Rans S7, Carbon Fiber Covered Props & the Unexpected

Oh, what a weekend! My Rans S7 had an invitation to tag along with a friend’s Rans S7 Saturday for a couples overnight to Lake Barkley State Park Airport in central Kentucky. A loose formation flight sounded like a lot of fun for the 205 nm trip and I was happy to plug 1M9 in the GPS and head south, Boyd riding tandem.

On our way

Wayne was flying their S7 with his wife Kathy (taildragger pilot) navigating from the back. It was 95 hot & muggy degrees on the ground so we all had our window air scoops blowing in our faces to try and escape some of the heat.

Here's Wayne leading the way. All's well at this point.

Now you’re probably thinking I’m going say it was a lovely weekend, we had a great time, great flights, yada yada yada, end of story, and all of that would be true. But, flying being what it is and the fact that “things happen” when you’re least expecting it, our trip took a little different direction.

How cool are they?!!!

I don’t normally tell stories backwards but the real excitement happened at the end of the weekend on the flight home. Sunday’s departure was normal enough. Untie the pretty pair, preflight, throw the bags in, taxi to the end of the runway, do a run-up and depart on runway 20.  I had powered up first so I led the way and Wayne was right behind me. We had decided before departing to fly back high to escape the heat, bumps and get the best winds so we climbed to 3,500′.  Seems like Wayne & I said a couple minor comments on 123.45 once airborne but after leveling off  Wayne transmits, “Our engine is shaking like a dog crapping  razor blades!!”, followed by a quick, “Judy, where’s the nearest airport?” I heard later that the airplane was vibrating so much he couldn’t read what his own GPS said.

Lake Barkley State Park Airport

I was pretty sure it was where we just came from but hit “Nearest” on the GPS just to be sure. Barkley was the nearest and Wayne had already done a 180 and was headed back by the time I could transmit. He’s a very competent pilot and could have put it down anywhere. He pulled the throttle back and was able to nurse it back with the engine and prop doing some significant shaking. Once he had the airport made he switched the mags off, made a right downwind & base then slipped it – dead stick landing.

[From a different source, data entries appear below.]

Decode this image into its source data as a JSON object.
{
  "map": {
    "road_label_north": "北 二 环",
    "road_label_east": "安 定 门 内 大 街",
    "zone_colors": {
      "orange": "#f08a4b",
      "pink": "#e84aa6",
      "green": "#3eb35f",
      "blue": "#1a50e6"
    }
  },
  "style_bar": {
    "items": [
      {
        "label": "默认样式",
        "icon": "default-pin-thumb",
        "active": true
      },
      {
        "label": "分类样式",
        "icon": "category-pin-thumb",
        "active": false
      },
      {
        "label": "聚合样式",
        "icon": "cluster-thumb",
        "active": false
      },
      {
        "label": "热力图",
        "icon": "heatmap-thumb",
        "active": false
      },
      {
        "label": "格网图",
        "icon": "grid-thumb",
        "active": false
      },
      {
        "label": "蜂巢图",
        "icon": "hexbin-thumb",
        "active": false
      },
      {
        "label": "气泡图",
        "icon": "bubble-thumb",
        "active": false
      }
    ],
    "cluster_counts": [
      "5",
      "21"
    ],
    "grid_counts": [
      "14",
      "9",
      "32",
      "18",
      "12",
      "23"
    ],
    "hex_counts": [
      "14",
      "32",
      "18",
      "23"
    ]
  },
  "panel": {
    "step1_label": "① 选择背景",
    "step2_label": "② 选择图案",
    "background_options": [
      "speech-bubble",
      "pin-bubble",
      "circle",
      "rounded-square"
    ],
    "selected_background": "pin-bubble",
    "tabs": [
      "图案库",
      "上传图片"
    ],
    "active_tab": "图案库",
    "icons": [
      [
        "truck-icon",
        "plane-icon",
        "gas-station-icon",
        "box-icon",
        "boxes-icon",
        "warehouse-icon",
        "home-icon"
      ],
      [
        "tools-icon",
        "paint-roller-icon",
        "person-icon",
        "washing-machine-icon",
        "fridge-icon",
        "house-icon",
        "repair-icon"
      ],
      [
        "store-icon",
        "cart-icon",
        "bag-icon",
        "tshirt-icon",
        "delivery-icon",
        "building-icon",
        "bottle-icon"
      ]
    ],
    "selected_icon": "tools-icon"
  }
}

What you're looking at is a Prince wood prop with the carbon fiber covering gone on the back of one blade and wood exposed.

It turned out his Prince wood prop with carbon fiber covering had shed the coating on the back side of one blade – all the carbon fiber was gone and the wood was completely exposed.

In the air the whole airplane was shaking and they were both trying to figure out what was causing it. Throttle cable broke? Piece of prop broke? It was an "OMG" moment to finally get it on the ground and see what happened.

Luckily this flight ended with the best possible outcome under the circumstances. Other than not being too happy about his 300 hour prop failing, Wayne’s no worse for the wear. Kathy would have rather had her feet planted on the ground (like the rest of us if there was an option) but she hung in there and was getting her 2 cents in about what she thought might be wrong. And ultimately she was right, it was the prop!

There are lots of lessons to be learned here and what you take away from it may not be the same as what struck me. But being there, watching, listening and observing I think….

1) A calm and level head can change the outcome

2) Altitude definitely is your friend

3) An airplane’s a machine and sooner or later, something’s going to happen. May be tomorrow or may be 30 years down the road.

4) Be aware, be flexible – be ready

3 Comments
  • Lisa Martin
    Posted at 16:19h, 06 June Reply

    Oh boy! Thanks for sharing the experience…for future reference. You just never know when the old adage “Time to spare. Go by air.” is going to kick in.

  • Susan
    Posted at 12:07h, 06 June Reply

    Wow! I am so thankful this story had a good landing attached to it! Is everyone home now? Thanks for sharing Judy!

    • christina chapman
      Posted at 12:50h, 07 June Reply

      In the moment of truth, mental proficiency is the key behind safe outcomes. It’s not enough to be proficient on just the skills of flying. We need the mental edge–how to cope with the emergency and its resulting stress. Knowing what to do is one level. Doing it under the stress of the situation is another–some have shut their brain off when switching to the other tank would have revived the engine. Job well done here. We see more options with a clear mind. This reminds us that to respond to fast deteriorating situations aloft, composure is critical. Murphy is patient; never know when Murphy’s law rears its ugly head. Glad you’re hear to write the story.